O segredo do Hambúrguer de Siri e a objetificação do Conhecimento

Você já ouviu falar no Bob Esponja Calça Quadrada? Trata-se do protagonista da série de desenho animado homônima criada pelo biólogo marinho e animador norte-americano Stephen Hillenburg. Ao assistir alguns episódios pode-se perceber como seus personagens apresentam traços marcantes dos vícios e paradoxos da pós-modernidade.
Sirigueijo é o ícone do individualismo e da avareza.

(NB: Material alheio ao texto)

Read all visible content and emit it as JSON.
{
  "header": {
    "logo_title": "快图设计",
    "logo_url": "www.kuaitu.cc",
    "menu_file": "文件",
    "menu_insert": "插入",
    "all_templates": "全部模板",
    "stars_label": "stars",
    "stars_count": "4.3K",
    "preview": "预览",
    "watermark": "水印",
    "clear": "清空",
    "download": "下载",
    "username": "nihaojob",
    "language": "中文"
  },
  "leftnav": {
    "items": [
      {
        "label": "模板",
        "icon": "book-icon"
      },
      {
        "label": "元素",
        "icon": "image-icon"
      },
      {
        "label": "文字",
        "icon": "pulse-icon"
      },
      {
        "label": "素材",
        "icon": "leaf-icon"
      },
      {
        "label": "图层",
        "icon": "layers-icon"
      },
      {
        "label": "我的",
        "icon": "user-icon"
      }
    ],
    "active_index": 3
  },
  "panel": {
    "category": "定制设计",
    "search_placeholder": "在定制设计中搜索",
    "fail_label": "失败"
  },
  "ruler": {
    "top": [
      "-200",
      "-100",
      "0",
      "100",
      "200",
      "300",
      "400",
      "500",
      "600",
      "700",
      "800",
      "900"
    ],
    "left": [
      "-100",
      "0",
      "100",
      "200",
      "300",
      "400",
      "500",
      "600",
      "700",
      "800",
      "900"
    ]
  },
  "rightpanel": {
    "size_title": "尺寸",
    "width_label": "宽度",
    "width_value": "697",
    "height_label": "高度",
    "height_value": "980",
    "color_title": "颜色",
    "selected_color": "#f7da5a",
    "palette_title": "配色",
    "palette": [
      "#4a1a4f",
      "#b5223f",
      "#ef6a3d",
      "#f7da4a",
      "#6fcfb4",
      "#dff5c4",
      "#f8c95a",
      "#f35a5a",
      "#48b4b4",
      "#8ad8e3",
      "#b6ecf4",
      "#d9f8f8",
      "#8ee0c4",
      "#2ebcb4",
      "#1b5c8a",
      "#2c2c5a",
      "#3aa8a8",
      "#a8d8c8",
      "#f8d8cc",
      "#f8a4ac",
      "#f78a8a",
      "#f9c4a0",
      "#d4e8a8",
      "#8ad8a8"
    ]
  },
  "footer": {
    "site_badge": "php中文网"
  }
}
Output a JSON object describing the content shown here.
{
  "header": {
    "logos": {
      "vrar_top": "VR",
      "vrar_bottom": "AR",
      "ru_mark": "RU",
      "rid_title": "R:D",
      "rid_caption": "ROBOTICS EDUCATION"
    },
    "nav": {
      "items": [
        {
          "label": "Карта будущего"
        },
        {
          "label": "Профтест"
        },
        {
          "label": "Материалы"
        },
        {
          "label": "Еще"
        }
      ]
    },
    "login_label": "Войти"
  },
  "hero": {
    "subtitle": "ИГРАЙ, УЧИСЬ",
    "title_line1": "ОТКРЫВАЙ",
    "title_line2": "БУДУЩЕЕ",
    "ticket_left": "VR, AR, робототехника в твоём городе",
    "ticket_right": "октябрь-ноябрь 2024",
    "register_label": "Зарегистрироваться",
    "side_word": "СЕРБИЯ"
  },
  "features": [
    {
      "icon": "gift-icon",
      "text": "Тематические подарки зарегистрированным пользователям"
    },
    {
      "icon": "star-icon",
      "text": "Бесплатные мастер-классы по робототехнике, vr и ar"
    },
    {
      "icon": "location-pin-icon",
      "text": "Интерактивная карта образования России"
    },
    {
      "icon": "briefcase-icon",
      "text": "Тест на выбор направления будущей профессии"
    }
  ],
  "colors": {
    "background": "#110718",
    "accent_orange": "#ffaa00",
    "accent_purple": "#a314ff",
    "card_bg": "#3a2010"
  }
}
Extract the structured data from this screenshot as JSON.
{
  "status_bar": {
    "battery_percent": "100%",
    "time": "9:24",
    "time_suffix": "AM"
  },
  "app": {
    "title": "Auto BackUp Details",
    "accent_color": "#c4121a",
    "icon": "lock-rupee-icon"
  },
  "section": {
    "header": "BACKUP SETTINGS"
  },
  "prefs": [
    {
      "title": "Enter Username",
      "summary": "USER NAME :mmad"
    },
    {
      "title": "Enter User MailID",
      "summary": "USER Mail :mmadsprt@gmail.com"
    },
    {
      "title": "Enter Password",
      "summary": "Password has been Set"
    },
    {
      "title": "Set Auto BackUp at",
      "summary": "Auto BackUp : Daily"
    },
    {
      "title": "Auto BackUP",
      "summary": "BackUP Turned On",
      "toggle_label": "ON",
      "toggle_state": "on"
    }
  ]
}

Proprietário da lanchonete Siri Cascudo, Sirigueijo oferece como principal e extraordinário produto o Hambúrguer de Siri, iguaria cuja fórmula é mantida em absoluto segredo.
Plâncton, pequena criatura que se intitula inimigo de Sirigueijo, é casado com um computador do qual é intelectualmente dependente (embora sua arrogância e narcisismo não lhe permitam perceber isto). Obcecado pelo poder, acredita que pode conquistá-lo roubando a fórmula secreta do hambúrguer de Siri.
Bob Esponja trabalha no Siri Cascudo e, aos olhos do patrão Sirigueijo, é um funcionário exemplar por seu compromisso e obsessão pelo trabalho. Seu principal lema é “Estou Pronto!". Junto com sua “amiga Spats”, uma espátula de cozinheiro, Bob Esponja é responsável pelo sigilo da fórmula e pela produção do extraordinário hambúrguer.
Inúmeros episódios da série revelam certa ironia em relação ao “segredo” do Hambúrguer de Siri. Afinal, o que pode existir de secreto em um hambúrguer? O “segredo da fórmula” realmente é a chave do sucesso financeiro do Sr. Sirigueijo?
Não posso afirmar que a pretensão do autor (ou da equipe de criação), ainda que subliminarmente, seja propor uma mensagem filosófico-crítica, mesmo porque é possível conjecturar que o Hamburguer de Siri é resultado de uma fusão irônica entre dois ícones da globalização econômica: a Coca Cola e o McDonald's.
Mas o que parece evidente é que a trama se desenrola a partir de uma premissa que há muito tempo insisto em desconstruir: a perspectiva preponderante do conhecimento objetificado. Os três personagens, Sirigueijo, Plâncton e Bob Esponja (especialmente os dois primeiros) reconhecem a “fórmula” (o conhecimento técnico para produzir o hambúrguer) como uma coisa, um objeto passível de apropriação individual. Ocorre que o predomínio desta visão nos distancia muito da percepção de conhecimento como processo, como fruto que subjaz das relações humanas, da comunicação e da linguagem.
Autores sistêmicos como Fritjof Capra explicam que, no século XXI, o pensamento Cartesiano pautado na especialização, na existência de verdades universais e na objetificação do saber será substituído pela visão dinâmica e contextual do Conhecimento. A partir do novo paradigma, o conhecimento é fluido e só existe em uma dinâmica relacional em rede.
Nesta perspectiva, não há segredo que se mostre apto a projetar o sucesso. Todo o conhecimento, a racionalidade e a criatividade que afloram da experiência humana não resultam apenas ou preponderantemente de habilidades psicomotoras individuais. Conhecimento não é “coisa” criada ou aprisionada na mente de “um”, ou algo que efetivamente possa ser “protegida” em um cofre. Não somos privados do conhecimento quando alguém “esconde” uma fórmula, mas quando nos distanciados da experiência comunicativa e da linguagem.
Em um mundo evidentemente materialista que insiste em enaltecer absurdamente o individualismo, a propriedade privada e o dinheiro como ideais de sucesso, é difícil que a maioria das pessoas se de conta da importância das relações humanas para o seu crescimento pessoal. É difícil despertar para valores que não podem ser precificados. Contudo, ainda assim acredito que vale a pena ter esperança. Acredito que a humanidade tem condições de virar o jogo, ainda que, por enquanto, o placar esteja dois a um para o adversário aos quarenta e dois minutos do segundo tempo.